FAM222A has an unusually high amount of prolines with a 6 segment run from amino acids 392 to 397.

Structurally, FAM222A has 5 domains which are connected by linker regions.

Analysis of the amino acid sequence suggests that FAM222A is localized in the nucleus.

== Expression and regulation ==
FAM222A is highly expressed in the brain and to a lesser extent in the adrenal glands.

Alzheimer’s disease seems to cause an increase in FAM222A in the brain, but other degenerative diseases such as Parkinson’s do not.

== Interacting proteins ==
FAM222A has been found to interact with mainly transcription factors. These include mainly pre-B-cell leukemia transcription factors and Homeobox Meis proteins.

== Homologs ==
FAM222A has only one paralog in humans, FAM222B which is also not well characterized. These two proteins only share about 20% identity.

It has many orthologs in other organisms but is restricted to jawed vertebrates, as far back as bony and cartilaginous fish.
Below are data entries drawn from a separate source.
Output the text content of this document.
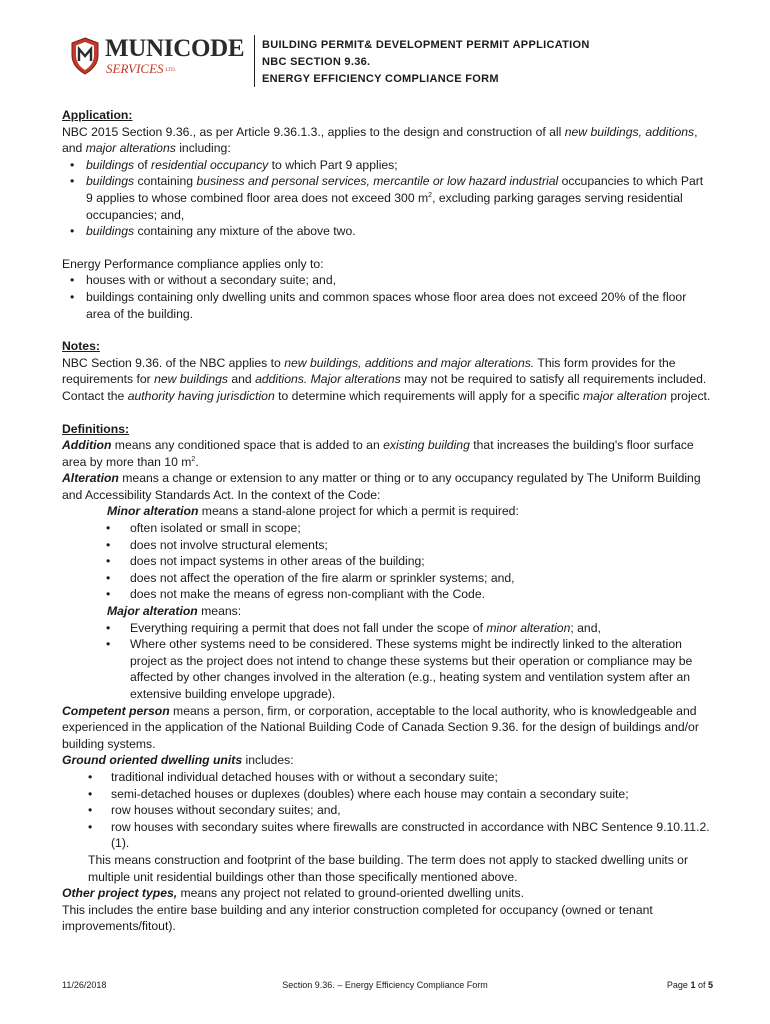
MUNICODE
SERVICES LTD.
BUILDING PERMIT& DEVELOPMENT PERMIT APPLICATION
NBC SECTION 9.36.
ENERGY EFFICIENCY COMPLIANCE FORM

Application:

NBC 2015 Section 9.36., as per Article 9.36.1.3., applies to the design and construction of all new buildings, additions, and major alterations including:

• buildings of residential occupancy to which Part 9 applies;

• buildings containing business and personal services, mercantile or low hazard industrial occupancies to which Part 9 applies to whose combined floor area does not exceed 300 $m^2$, excluding parking garages serving residential occupancies; and,

• buildings containing any mixture of the above two.

Energy Performance compliance applies only to:

• houses with or without a secondary suite; and,

• buildings containing only dwelling units and common spaces whose floor area does not exceed 20% of the floor area of the building.

Notes:

NBC Section 9.36. of the NBC applies to new buildings, additions and major alterations. This form provides for the requirements for new buildings and additions. Major alterations may not be required to satisfy all requirements included. Contact the authority having jurisdiction to determine which requirements will apply for a specific major alteration project.

Definitions:

Addition means any conditioned space that is added to an existing building that increases the building's floor surface area by more than 10 $m^2$.

Alteration means a change or extension to any matter or thing or to any occupancy regulated by The Uniform Building and Accessibility Standards Act. In the context of the Code:

Minor alteration means a stand-alone project for which a permit is required:

• often isolated or small in scope;

• does not involve structural elements;

• does not impact systems in other areas of the building;

• does not affect the operation of the fire alarm or sprinkler systems; and,

• does not make the means of egress non-compliant with the Code.

Major alteration means:

• Everything requiring a permit that does not fall under the scope of minor alteration; and,

• Where other systems need to be considered. These systems might be indirectly linked to the alteration project as the project does not intend to change these systems but their operation or compliance may be affected by other changes involved in the alteration (e.g., heating system and ventilation system after an extensive building envelope upgrade).

Competent person means a person, firm, or corporation, acceptable to the local authority, who is knowledgeable and experienced in the application of the National Building Code of Canada Section 9.36. for the design of buildings and/or building systems.

Ground oriented dwelling units includes:

• traditional individual detached houses with or without a secondary suite;

• semi-detached houses or duplexes (doubles) where each house may contain a secondary suite;

• row houses without secondary suites; and,

• row houses with secondary suites where firewalls are constructed in accordance with NBC Sentence 9.10.11.2.(1).

This means construction and footprint of the base building. The term does not apply to stacked dwelling units or multiple unit residential buildings other than those specifically mentioned above.

Other project types, means any project not related to ground-oriented dwelling units.

This includes the entire base building and any interior construction completed for occupancy (owned or tenant improvements/fitout).

11/26/2018	Section 9.36. – Energy Efficiency Compliance Form	Page 1 of 5
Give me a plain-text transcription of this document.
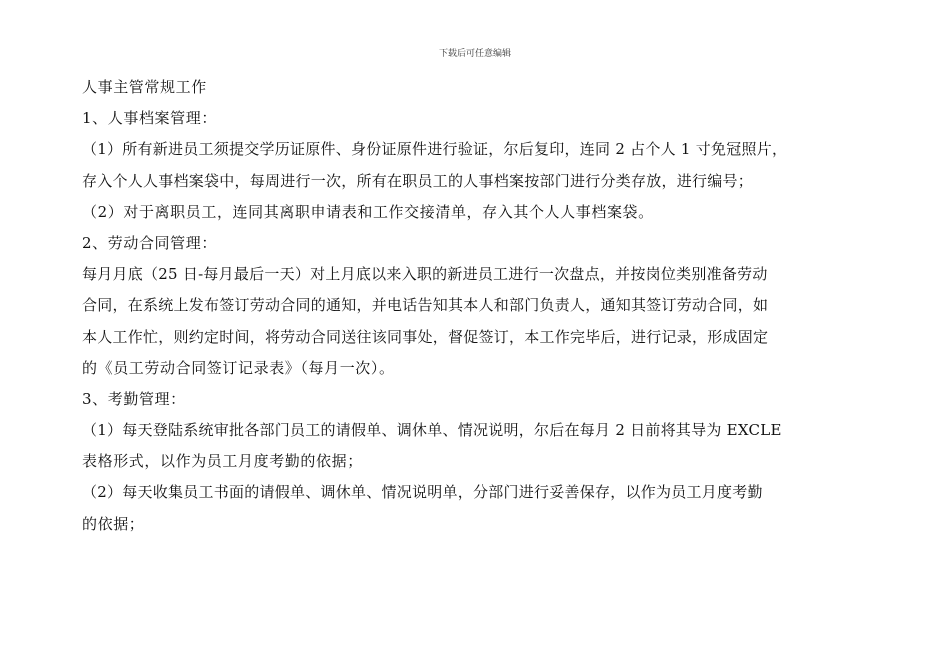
下载后可任意编辑
人事主管常规工作
1、人事档案管理：
（1）所有新进员工须提交学历证原件、身份证原件进行验证，尔后复印，连同 2 占个人 1 寸免冠照片，
存入个人人事档案袋中，每周进行一次，所有在职员工的人事档案按部门进行分类存放，进行编号；
（2）对于离职员工，连同其离职申请表和工作交接清单，存入其个人人事档案袋。
2、劳动合同管理：
每月月底（25 日-每月最后一天）对上月底以来入职的新进员工进行一次盘点，并按岗位类别准备劳动
合同，在系统上发布签订劳动合同的通知，并电话告知其本人和部门负责人，通知其签订劳动合同，如
本人工作忙，则约定时间，将劳动合同送往该同事处，督促签订，本工作完毕后，进行记录，形成固定
的《员工劳动合同签订记录表》（每月一次）。
3、考勤管理：
（1）每天登陆系统审批各部门员工的请假单、调休单、情况说明，尔后在每月 2 日前将其导为 EXCLE
表格形式，以作为员工月度考勤的依据；
（2）每天收集员工书面的请假单、调休单、情况说明单，分部门进行妥善保存，以作为员工月度考勤
的依据；
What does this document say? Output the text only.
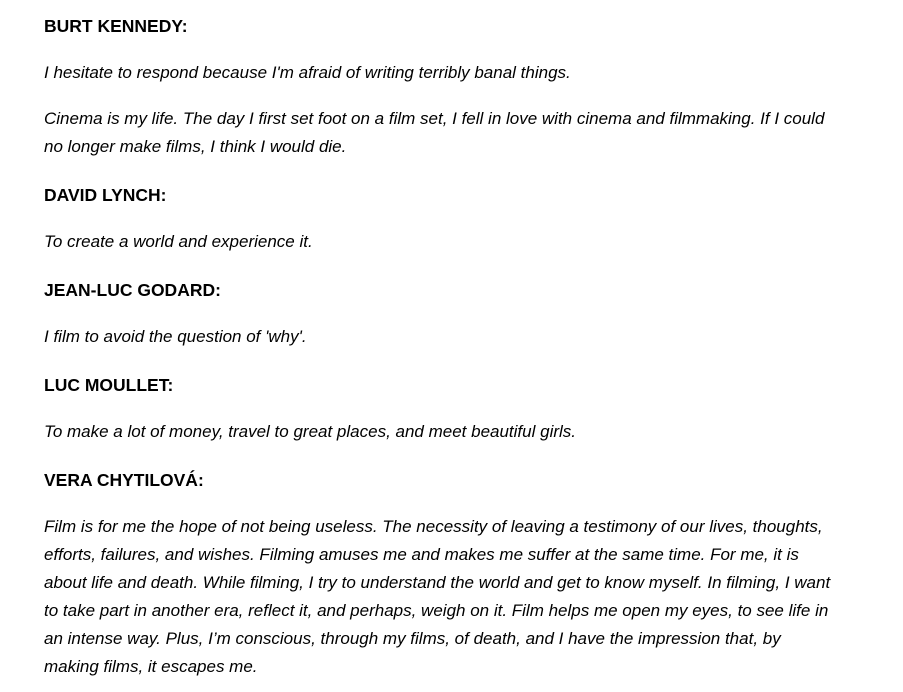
BURT KENNEDY:

I hesitate to respond because I'm afraid of writing terribly banal things.

Cinema is my life. The day I first set foot on a film set, I fell in love with cinema and filmmaking. If I could no longer make films, I think I would die.

DAVID LYNCH:

To create a world and experience it.

JEAN-LUC GODARD:

I film to avoid the question of 'why'.

LUC MOULLET:

To make a lot of money, travel to great places, and meet beautiful girls.

VERA CHYTILOVÁ:

Film is for me the hope of not being useless. The necessity of leaving a testimony of our lives, thoughts, efforts, failures, and wishes. Filming amuses me and makes me suffer at the same time. For me, it is about life and death. While filming, I try to understand the world and get to know myself. In filming, I want to take part in another era, reflect it, and perhaps, weigh on it. Film helps me open my eyes, to see life in an intense way. Plus, I’m conscious, through my films, of death, and I have the impression that, by making films, it escapes me.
Overall the protein is well conserved with a lowest identity of around 50% but certain regions are very strictly conserved such as the beginning of pfam15258 as well as the last 60-70 amino acids on the C terminus.

The protein appears to be changing very slowly even in distantly related animals. It is changing at a rate just slightly higher than Cytochrome C, a highly conserved protein.